Kacey Musgraves creates lovely little self-contained universes in her songs, as anyone who's heard her superb pop-leaning, mildly psychedelic third album, Golden Hour, can confirm. Musgraves can pull off the same trick in conversation, too, as when she describes the concept behind the LP's opening track, "Slow Burn."

"It's an idea I can apply to a lot of different areas of my life," she says, taking a break from editing a new video. "I want to be here for a long time doing what I love, and I don't feel I need to try to be the biggest I can be, the quickest. And I even thought of a good drink that you sip on for a long time. Or a slow burn of a relationship that starts with a little bit of a spark and doesn't burn out too quick."

When you sing "Texas is hot/I can be cold," is that a self-criticism?
Yeah, it's a bit of a self-criticism. I feel like I can be really cold, but also really touchy-feely. It's a weird juxtaposition. I've been told I have resting bitch face [laughs]. I just don't have a lot of time for bullshit or fluff, and I never really have. I kind of say immediately what I feel and sometimes that comes off as being cold to the people around me, but I don't mean to come off that way.

You wrote "Mother" on acid. Ever have a bad trip?
I have had kind of a weird trip before, and it was super Halloween-y and just weird vibes, but that's rare. I feel like the key is, just don't do too much. You can always do more. You can't do less. And just make sure you're around people with good vibes, and if you don't have any demons coming at you in your psyche, then it's fine. They're positive things if used responsibly. I'm not going to tell anybody to run out and do anything that wouldn't be suitable for their mind or their lifestyle, but it did have positive effects for me.

How so?
It made me more compassionate as a daughter, as a granddaughter, as a partner. It put me in my place in the universe, gave me perspective that I think everyone should have. Yes, we're all special, but we're also nothing, just a fraction of a grain of sand in the book of time, and make what you have count and make the relationships around you mean something. And care for the Earth because we only have one. Whenever you are affected by hallucinogenics, especially mushrooms, you care for the Earth. When you're, like, tripping, it just floods out.

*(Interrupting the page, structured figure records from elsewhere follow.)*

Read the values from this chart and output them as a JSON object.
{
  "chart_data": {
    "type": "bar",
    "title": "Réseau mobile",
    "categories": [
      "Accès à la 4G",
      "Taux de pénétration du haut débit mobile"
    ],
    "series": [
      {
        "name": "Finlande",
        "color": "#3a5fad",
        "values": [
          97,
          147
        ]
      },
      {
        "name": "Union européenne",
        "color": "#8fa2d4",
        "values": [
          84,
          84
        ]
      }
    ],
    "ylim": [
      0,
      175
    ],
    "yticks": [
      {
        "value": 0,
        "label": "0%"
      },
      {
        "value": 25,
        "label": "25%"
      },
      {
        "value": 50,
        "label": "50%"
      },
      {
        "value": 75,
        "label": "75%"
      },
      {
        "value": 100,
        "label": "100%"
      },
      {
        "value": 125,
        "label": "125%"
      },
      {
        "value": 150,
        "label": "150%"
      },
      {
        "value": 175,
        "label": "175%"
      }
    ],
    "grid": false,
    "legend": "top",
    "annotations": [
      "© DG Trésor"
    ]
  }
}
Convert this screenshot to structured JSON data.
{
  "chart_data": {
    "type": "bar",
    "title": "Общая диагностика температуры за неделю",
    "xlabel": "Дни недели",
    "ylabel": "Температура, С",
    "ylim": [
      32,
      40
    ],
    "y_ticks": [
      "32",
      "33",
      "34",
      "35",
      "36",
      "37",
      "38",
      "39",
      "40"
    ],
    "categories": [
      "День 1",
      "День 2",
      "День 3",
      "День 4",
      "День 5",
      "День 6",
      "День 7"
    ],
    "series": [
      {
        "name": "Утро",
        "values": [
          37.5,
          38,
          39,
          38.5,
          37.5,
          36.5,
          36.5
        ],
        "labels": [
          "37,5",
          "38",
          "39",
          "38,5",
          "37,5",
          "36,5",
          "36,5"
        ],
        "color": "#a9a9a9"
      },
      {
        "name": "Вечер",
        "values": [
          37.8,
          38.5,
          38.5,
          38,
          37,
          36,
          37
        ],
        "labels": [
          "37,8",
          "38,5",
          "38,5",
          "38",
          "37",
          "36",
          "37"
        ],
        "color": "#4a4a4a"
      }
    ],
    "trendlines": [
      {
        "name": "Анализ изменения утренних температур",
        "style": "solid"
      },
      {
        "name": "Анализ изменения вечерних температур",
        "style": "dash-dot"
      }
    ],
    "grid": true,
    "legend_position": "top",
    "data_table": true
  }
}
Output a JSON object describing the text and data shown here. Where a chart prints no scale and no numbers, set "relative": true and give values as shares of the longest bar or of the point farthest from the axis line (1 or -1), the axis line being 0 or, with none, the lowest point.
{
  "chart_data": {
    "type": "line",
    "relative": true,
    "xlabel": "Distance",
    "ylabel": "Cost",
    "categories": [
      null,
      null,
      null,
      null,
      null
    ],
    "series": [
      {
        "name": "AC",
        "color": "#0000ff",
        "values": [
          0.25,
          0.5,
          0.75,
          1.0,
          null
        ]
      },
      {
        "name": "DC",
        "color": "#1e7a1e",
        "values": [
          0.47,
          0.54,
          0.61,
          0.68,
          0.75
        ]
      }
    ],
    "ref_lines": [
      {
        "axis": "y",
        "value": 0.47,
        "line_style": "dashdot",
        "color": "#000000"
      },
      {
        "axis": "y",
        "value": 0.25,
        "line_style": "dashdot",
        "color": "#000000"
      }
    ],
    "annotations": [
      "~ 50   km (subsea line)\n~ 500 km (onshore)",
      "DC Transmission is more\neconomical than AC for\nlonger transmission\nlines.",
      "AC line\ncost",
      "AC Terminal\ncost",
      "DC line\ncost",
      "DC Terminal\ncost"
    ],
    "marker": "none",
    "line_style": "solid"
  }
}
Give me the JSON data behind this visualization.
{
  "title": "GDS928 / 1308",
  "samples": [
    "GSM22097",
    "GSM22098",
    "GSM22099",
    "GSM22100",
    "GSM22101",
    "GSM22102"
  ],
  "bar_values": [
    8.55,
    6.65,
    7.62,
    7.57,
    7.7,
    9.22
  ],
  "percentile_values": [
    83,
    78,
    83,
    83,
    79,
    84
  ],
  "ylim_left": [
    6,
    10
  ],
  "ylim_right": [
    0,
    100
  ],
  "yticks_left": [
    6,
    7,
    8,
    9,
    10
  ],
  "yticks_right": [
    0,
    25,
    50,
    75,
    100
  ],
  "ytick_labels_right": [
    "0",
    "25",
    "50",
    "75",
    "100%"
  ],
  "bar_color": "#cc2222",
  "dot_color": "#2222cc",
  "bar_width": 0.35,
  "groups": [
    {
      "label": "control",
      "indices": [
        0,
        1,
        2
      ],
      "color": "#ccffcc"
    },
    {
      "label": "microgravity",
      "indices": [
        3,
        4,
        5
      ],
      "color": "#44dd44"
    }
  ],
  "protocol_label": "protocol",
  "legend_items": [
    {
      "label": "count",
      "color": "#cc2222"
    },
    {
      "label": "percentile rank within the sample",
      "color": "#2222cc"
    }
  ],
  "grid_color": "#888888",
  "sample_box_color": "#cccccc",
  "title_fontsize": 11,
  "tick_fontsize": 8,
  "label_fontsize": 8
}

The arrangements on this album feel so carefully crafted. You move away from straight country, but not that far. How did you strike that balance?
It was a bit of a riddle to figure out in making sure that my spirit isn't lost and also trying to find a new sound for me, because I am still so attached to the parts of country music that I love and that have gotten people familiar with me. I don't need to pander around and try to make some random pop album just for the shit of it.

Did you find yourself pulling back on some things?
In some instances, I had to be like, "Let's reel it in." I learn a lot by deletion. That's my biggest tool in the studio: I love to load tracks up, and then start erasing until you find the perfect amount of space. They started calling me the "Ax Man" in the studio. They would lay down a part and be like, "It doesn't matter anyway. Kacey's just going to come in and delete it."

You recorded at Sheryl Crow's ranch and hung out with her. What have you learned from her?
She's the epitome of a woman who has made a name for herself by just being herself. Because of that, her rec-ords don't sound dated at all. They just sound good. And she's not an egomaniac. She's very down-to-earth. She's really easy to talk to and supportive of newer artists, and she just doesn't care. When someone doesn't care about being famous, I feel like those are the people that become the most famous.

You're opening up for Harry Styles soon, which makes way more sense now than it would have a couple of years back.
With the new path that I'm forging musically, I think it really makes sense for us to be on tour together. He's leaned a little bit toward my side of the street, and I've leaned a little bit more toward his side of the street.

People will go nuts if you guys perform something together.
I know. We're trying to work something up, actually! We're trying to think of some ideas.

You wrote a lot about your feelings as a happy newlywed [Musgraves married singer-songwriter Ruston Kelly in 2017]. How do you feel about going through such a blissful period while the outside world is falling apart?
It's an interesting conundrum, but as much as I've been a social commentator before, I wanted to go completely the opposite way this time, because I feel like everyone is kind of craving a little bit of beauty and truth right now. We're starved for it.